Fox News footage showed several federally contracted buses dropping off dozens of mostly male migrants at a parking garage in Brownsville, Texas. Black tarps were set up with a makeshift sign that said "Border Patrol drop-off" above it.

Since then, Fox News has witnessed hundreds of migrants being released into the area in just a few days. From there the migrants are transported via taxis to bus stations and airports.

The source said the reporting only scratches the surface and that the mass releases have been happening discretely since February, that ICE fugitive operations teams are essentially nonexistent and that ICE Enforcement and Removal Operation (ERO) has become what the source called an "unofficial travel coordination agency."
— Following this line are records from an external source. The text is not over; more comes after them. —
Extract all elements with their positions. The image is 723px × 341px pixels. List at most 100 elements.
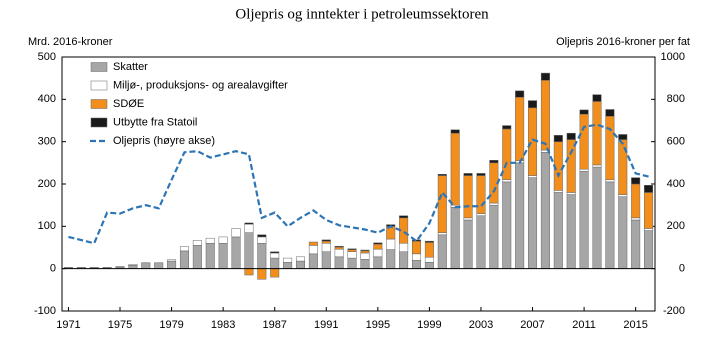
bar-segment xyxy=(476,215,486,269)
bar-segment xyxy=(476,175,486,214)
bar-segment xyxy=(205,243,215,269)
bar-segment xyxy=(283,262,293,269)
bar-segment xyxy=(631,183,641,219)
y-tick-label: 0 xyxy=(50,263,56,275)
bar-segment xyxy=(373,248,383,258)
y-tick-label: 200 xyxy=(38,178,56,190)
x-tick-label: 2011 xyxy=(572,319,596,331)
bar-segment xyxy=(360,259,370,269)
x-tick-label: 2007 xyxy=(520,319,544,331)
y2-tick-label: 600 xyxy=(667,136,685,148)
bar-segment xyxy=(141,263,151,269)
bar-segment xyxy=(566,192,576,195)
bar-segment xyxy=(334,256,344,269)
bar-segment xyxy=(476,173,486,176)
bar-segment xyxy=(424,262,434,269)
bar-segment xyxy=(399,251,409,269)
legend-swatch xyxy=(90,117,108,128)
bar-segment xyxy=(231,228,241,238)
bar-segment xyxy=(502,128,512,181)
bar-segment xyxy=(463,219,473,269)
bar-segment xyxy=(399,243,409,252)
y2-tick-label: 400 xyxy=(667,178,685,190)
bar-segment xyxy=(360,252,370,260)
x-tick-label: 1999 xyxy=(417,319,441,331)
bar-segment xyxy=(244,222,254,225)
x-tick-label: 1983 xyxy=(211,319,235,331)
bar-segment xyxy=(463,173,473,176)
legend-label: Skatter xyxy=(113,61,148,73)
x-tick-label: 2003 xyxy=(469,319,493,331)
legend-swatch xyxy=(90,80,108,91)
bar-segment xyxy=(540,72,550,81)
bar-segment xyxy=(244,223,254,233)
bar-segment xyxy=(463,217,473,221)
bar-segment xyxy=(257,234,267,238)
bar-segment xyxy=(579,109,589,115)
bar-segment xyxy=(308,245,318,255)
bar-segment xyxy=(631,177,641,185)
bar-segment xyxy=(360,250,370,254)
bar-segment xyxy=(321,239,331,242)
bar-segment xyxy=(128,265,138,269)
y2-tick-label: 800 xyxy=(667,93,685,105)
y2-tick-label: 200 xyxy=(667,220,685,232)
bar-segment xyxy=(205,237,215,244)
bar-segment xyxy=(605,181,615,269)
bar-segment xyxy=(334,248,344,258)
bar-segment xyxy=(412,240,422,255)
bar-segment xyxy=(270,251,280,254)
bar-segment xyxy=(308,241,318,246)
bar-segment xyxy=(373,256,383,269)
bar-segment xyxy=(360,249,370,252)
bar-segment xyxy=(515,162,525,269)
bar-segment xyxy=(540,152,550,269)
bar-segment xyxy=(257,243,267,269)
bar-segment xyxy=(437,232,447,236)
bar-segment xyxy=(540,80,550,151)
bar-segment xyxy=(618,194,628,197)
bar-segment xyxy=(515,90,525,98)
bar-segment xyxy=(412,253,422,261)
bar-segment xyxy=(528,175,538,178)
bar-segment xyxy=(386,238,396,250)
bar-segment xyxy=(437,175,447,233)
bar-segment xyxy=(347,248,357,250)
bar-segment xyxy=(424,242,434,258)
y2-tick-label: 1000 xyxy=(661,51,685,63)
bar-segment xyxy=(334,246,344,250)
bar-segment xyxy=(528,100,538,109)
x-tick-label: 1995 xyxy=(366,319,390,331)
bar-segment xyxy=(321,243,331,252)
bar-segment xyxy=(218,236,228,244)
bar-segment xyxy=(476,213,486,216)
bar-segment xyxy=(553,135,563,142)
bar-segment xyxy=(283,257,293,263)
bar-segment xyxy=(618,196,628,269)
legend-label: SDØE xyxy=(113,98,144,110)
bar-segment xyxy=(592,94,602,102)
x-tick-label: 1987 xyxy=(262,319,286,331)
bar-segment xyxy=(579,171,589,269)
bar-segment xyxy=(489,204,499,269)
bar-segment xyxy=(308,253,318,269)
bar-segment xyxy=(347,251,357,259)
y2-tick-label: 0 xyxy=(679,263,685,275)
bar-segment xyxy=(644,228,654,231)
legend-label: Oljepris (høyre akse) xyxy=(113,135,215,147)
bar-segment xyxy=(167,260,177,269)
oil-price-line xyxy=(68,123,649,245)
bar-segment xyxy=(644,185,654,193)
x-tick-label: 1979 xyxy=(159,319,183,331)
bar-segment xyxy=(179,250,189,269)
bar-segment xyxy=(644,230,654,269)
bar-segment xyxy=(270,257,280,269)
bar-segment xyxy=(450,129,460,134)
bar-segment xyxy=(605,179,615,183)
bar-segment xyxy=(618,139,628,195)
bar-segment xyxy=(373,243,383,250)
bar-segment xyxy=(399,215,409,219)
bar-segment xyxy=(167,259,177,262)
bar-segment xyxy=(231,236,241,269)
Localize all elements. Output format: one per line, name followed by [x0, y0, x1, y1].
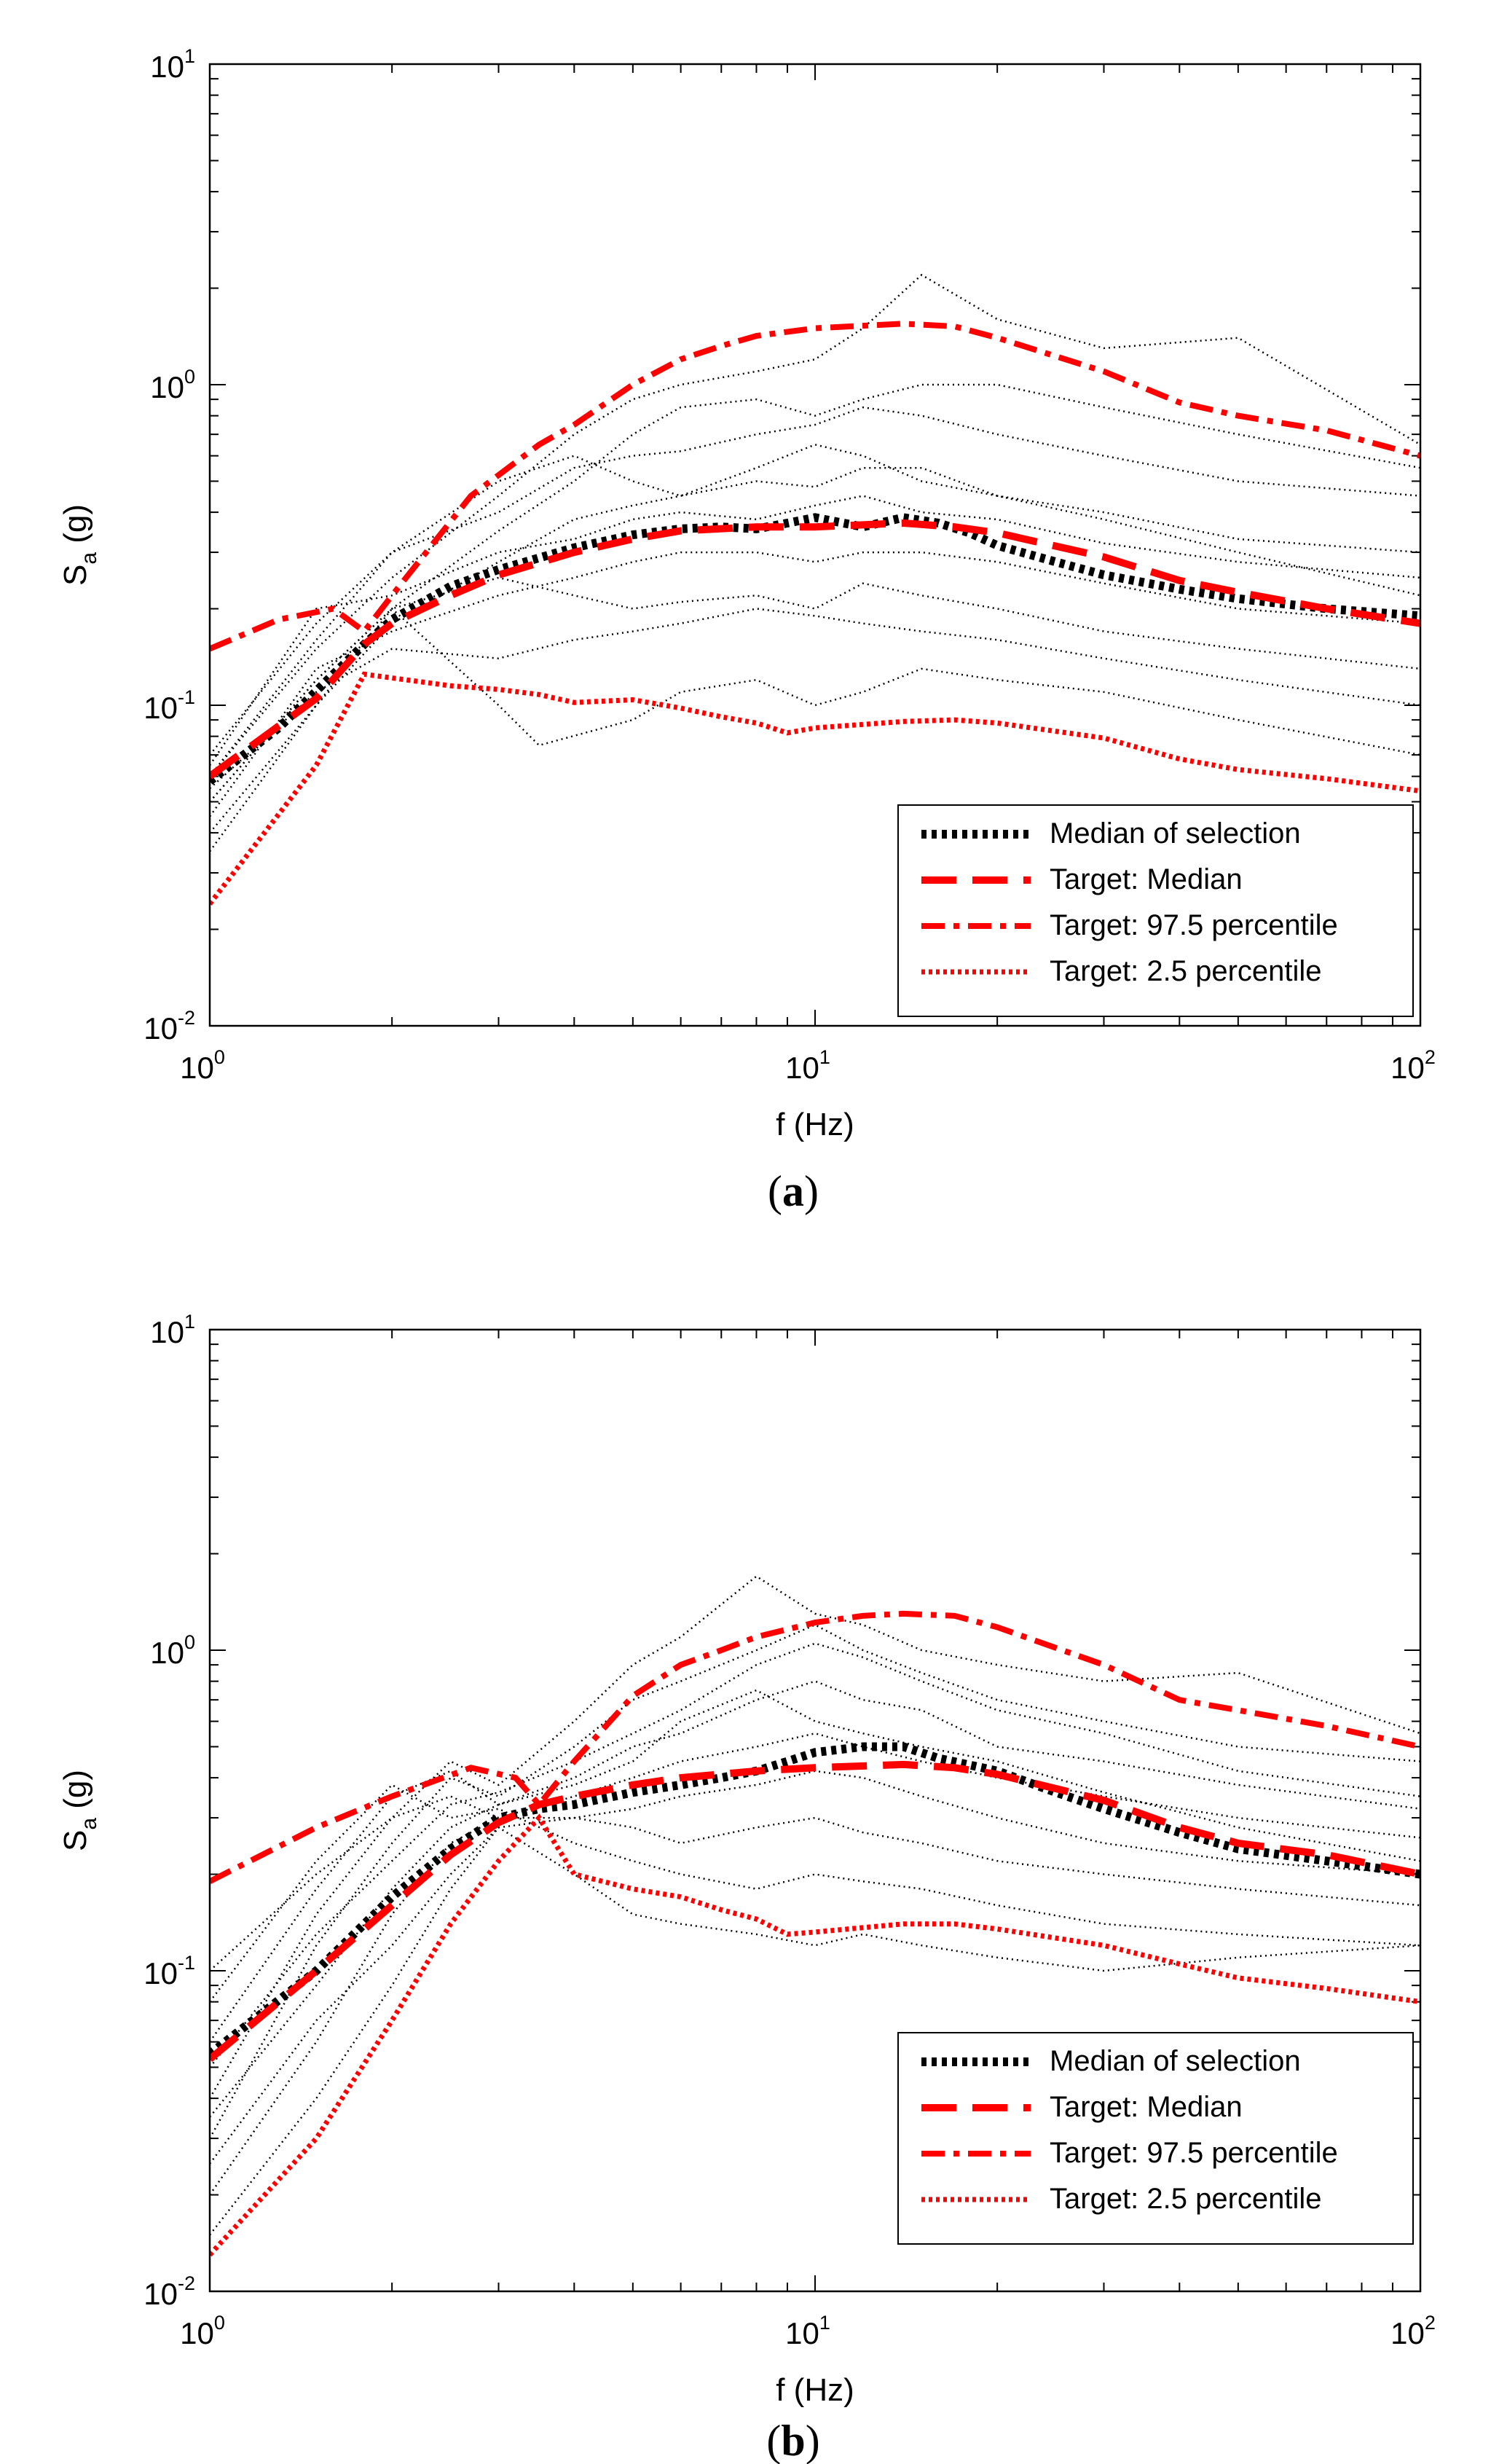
chart-panel-b: 100 101 102 10-2 10-1 100 101 f (Hz) Sa (g) Media…: [58, 1311, 1436, 2464]
x-axis-label: f (Hz): [776, 1107, 854, 1142]
legend: Median of selection Target: Median Target:…: [897, 804, 1414, 1017]
record-line: [210, 607, 1420, 803]
legend-label: Target: 2.5 percentile: [1050, 955, 1322, 987]
y-tick-label: 10-1: [143, 686, 195, 725]
y-tick-label: 101: [150, 45, 195, 84]
record-line: [210, 1784, 1420, 2003]
y-tick-label: 100: [150, 366, 195, 404]
series-line-dashed-long: [210, 519, 1420, 780]
axis-ticks: [209, 1330, 1420, 2292]
legend-label: Median of selection: [1050, 2045, 1301, 2077]
series-line-dotted-red: [210, 671, 1420, 906]
panel-caption: (b): [766, 2417, 819, 2464]
record-line: [210, 1623, 1420, 2139]
x-tick-label: 100: [180, 2312, 225, 2350]
legend-label: Target: 97.5 percentile: [1050, 909, 1338, 941]
legend-label: Target: 97.5 percentile: [1050, 2137, 1338, 2169]
legend: Median of selection Target: Median Target:…: [897, 2032, 1414, 2245]
record-line: [210, 1816, 1420, 2236]
series-line-dotted-red: [210, 1813, 1420, 2257]
y-tick-label: 10-2: [143, 1007, 195, 1045]
x-tick-label: 102: [1390, 2312, 1436, 2350]
legend-box: [897, 804, 1414, 1017]
record-line: [210, 383, 1420, 803]
panel-caption: (a): [768, 1167, 819, 1215]
x-tick-label: 101: [785, 1046, 830, 1085]
series-lines: [210, 321, 1420, 906]
legend-label: Target: Median: [1050, 863, 1243, 895]
record-line: [210, 576, 1420, 852]
record-line: [210, 443, 1420, 777]
series-line-dotted-thick: [210, 1742, 1420, 2057]
y-axis-label: Sa (g): [58, 1770, 101, 1851]
chart-panel-a: 100 101 102 10-2 10-1 100 101 f (Hz) Sa (g) Media…: [58, 45, 1436, 1215]
selected-records: [210, 273, 1420, 852]
y-tick-label: 10-1: [143, 1952, 195, 1990]
series-line-dash-dot: [210, 321, 1420, 652]
record-line: [210, 466, 1420, 833]
y-tick-label: 100: [150, 1631, 195, 1670]
x-tick-label: 101: [785, 2312, 830, 2350]
legend-label: Target: Median: [1050, 2091, 1243, 2123]
x-tick-label: 102: [1390, 1046, 1436, 1085]
series-line-dashed-long: [210, 1760, 1420, 2063]
y-tick-label: 101: [150, 1311, 195, 1349]
series-line-dash-dot: [210, 1610, 1420, 1884]
series-lines: [210, 1610, 1420, 2257]
record-line: [210, 406, 1420, 756]
legend-label: Target: 2.5 percentile: [1050, 2183, 1322, 2215]
legend-label: Median of selection: [1050, 817, 1301, 850]
record-line: [210, 1642, 1420, 2068]
plot-frame: [208, 63, 1422, 1027]
x-tick-label: 100: [180, 1046, 225, 1085]
record-line: [210, 608, 1420, 790]
plot-frame: [208, 1328, 1422, 2293]
series-line-dotted-thick: [210, 513, 1420, 785]
legend-box: [897, 2032, 1414, 2245]
y-axis-label: Sa (g): [58, 504, 101, 586]
axis-ticks: [209, 64, 1420, 1027]
y-tick-label: 10-2: [143, 2272, 195, 2311]
x-axis-label: f (Hz): [776, 2372, 854, 2408]
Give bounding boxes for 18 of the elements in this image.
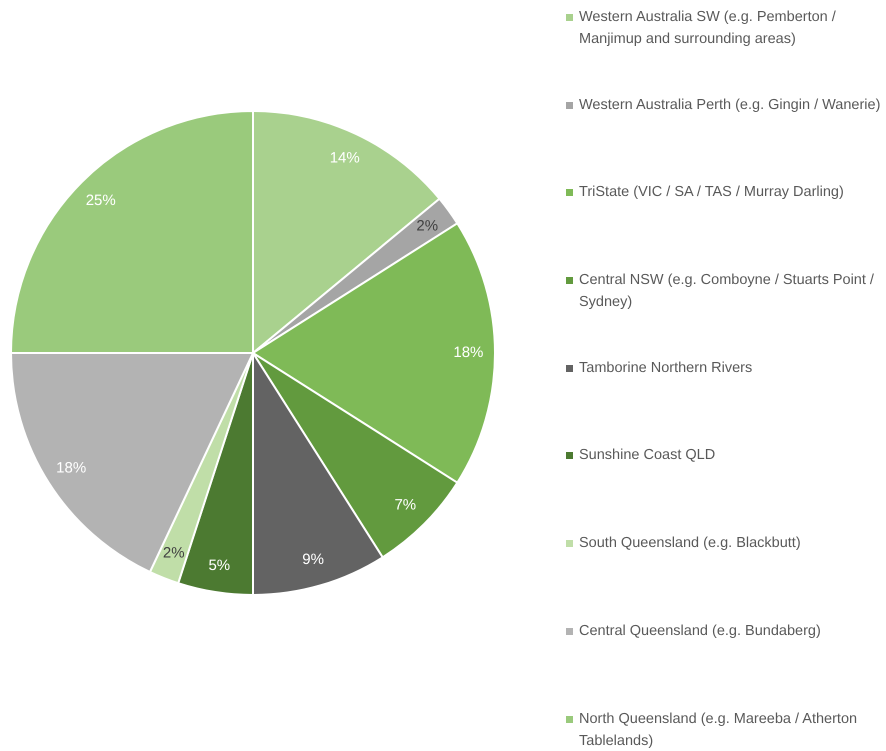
- legend-label: Sunshine Coast QLD: [579, 446, 716, 466]
- data-label: 2%: [416, 218, 438, 235]
- data-label: 5%: [208, 556, 230, 574]
- legend-label: TriState (VIC / SA / TAS / Murray Darling): [579, 183, 844, 202]
- data-label: 14%: [330, 149, 360, 166]
- data-label: 18%: [56, 460, 86, 477]
- legend-label: Western Australia Perth (e.g. Gingin / Wanerie): [579, 96, 880, 115]
- legend-label: Western Australia SW (e.g. Pemberton / Manjimup and surrounding areas): [579, 8, 837, 49]
- legend-label: Central NSW (e.g. Comboyne / Stuarts Point / Sydney): [579, 271, 875, 312]
- legend-label: Central Queensland (e.g. Bundaberg): [579, 622, 821, 641]
- data-label: 9%: [302, 550, 324, 568]
- legend-label: Tamborine Northern Rivers: [579, 358, 752, 378]
- legend-label: South Queensland (e.g. Blackbutt): [579, 534, 801, 554]
- legend-label: North Queensland (e.g. Mareeba / Atherton Tablelands): [579, 710, 858, 750]
- data-label: 18%: [453, 344, 484, 362]
- data-label: 7%: [394, 496, 416, 514]
- data-label: 25%: [86, 192, 116, 209]
- data-label: 2%: [162, 544, 185, 562]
"Between [releases] and the vaccine mandate the morale is at the lowest,’ the source said. "Imagine going to the office to make phone calls all day to coordinate travel for someone who just came in illegally, some of them with criminal records."

The Biden administration has drastically limited ICE’s scope for arrests and deportations, blocking worksite enforcement raids, barring agents from making arrests at certain locations and limiting enforcement to three priorities – recent border crossers, aggravated felons and national security threats.

Homeland Security Secretary Alejandro Mayorkas recently touted the Biden administration’s rule that an illegal immigrant’s illegal status should not be the basis of an enforcement action against them.

"We have fundamentally changed immigration enforcement in the interior," Mayorkas declared in an interview with CBS News

The ICE source told Fox that the agency is now releasing migrants with misdemeanor crimes such as assault, DUI, drug possession and illegal re-entry, and only withholding those with serious felonies.

As for whether the American taxpayer is paying the bill for migrant travel, the agent told Fox: "We make contact with the family members and ask them for an address and to please buy a ticket (bus or plane). If they don't, then the NGO buys the ticket and bills the government." 

ICE told Fox News this week that it makes custody determinations on a "case by case" basis in accordance with law and considering the merits of each case. It also transports migrants to airports and transit hubs, and coordinates with non-governmental organizations to provide migrants with shelter, food, clothing and transport. The agency also confirmed that it has established an operations center in Brownsville to support individuals and manage COVID-19 testing.

In a statement to Fox on Friday, ICE said it "does not transport noncitizens into the interior of the U.S. for release, nor does it pay for the transportation of noncitizens who are released. ICE transports single adult noncitizens for purposes of detention, transport for medical purposes, staging for removal from the country, or transport to a point of release near a detention facility," a spokesperson said.

They also cited agency data that in FY 2022, more than 97% of those released from ICE custody have no criminal history, and pointed to the arrest of more than 12,200 noncitizens in the first quarter of FY 2022. Additionally, the agency says that detention can only be used to address a threat to public safety or a flight risk that cannot be mitigated by conditions placed on them. 

The agency is also limited to 75% of bed space in its facilities due to social distancing guidelines related to COVID-19, and the agency evaluates those at higher risk of severe illness to determine whether detention is "appropriate." Those who are released are to make their own transport arrangement and to have a "temporary support plan" in place, the agency said.

Those who are released can be released on their own recognizance, ordered supervision, granted parole or bond.


There were more than 178,000 migrant apprehensions in December, coming on the back of a year that saw more than 212,000 monthly encounters at one point in the crisis. Many officials believe that the high numbers will continue through the year.

The Biden administration has rolled back a number of key Trump-era policies, but has been forced by court order to re-implement the Migrant Protection Protocols – which keep migrants in Mexico for their hearings. So far however, only a few hundred have been enrolled in the program.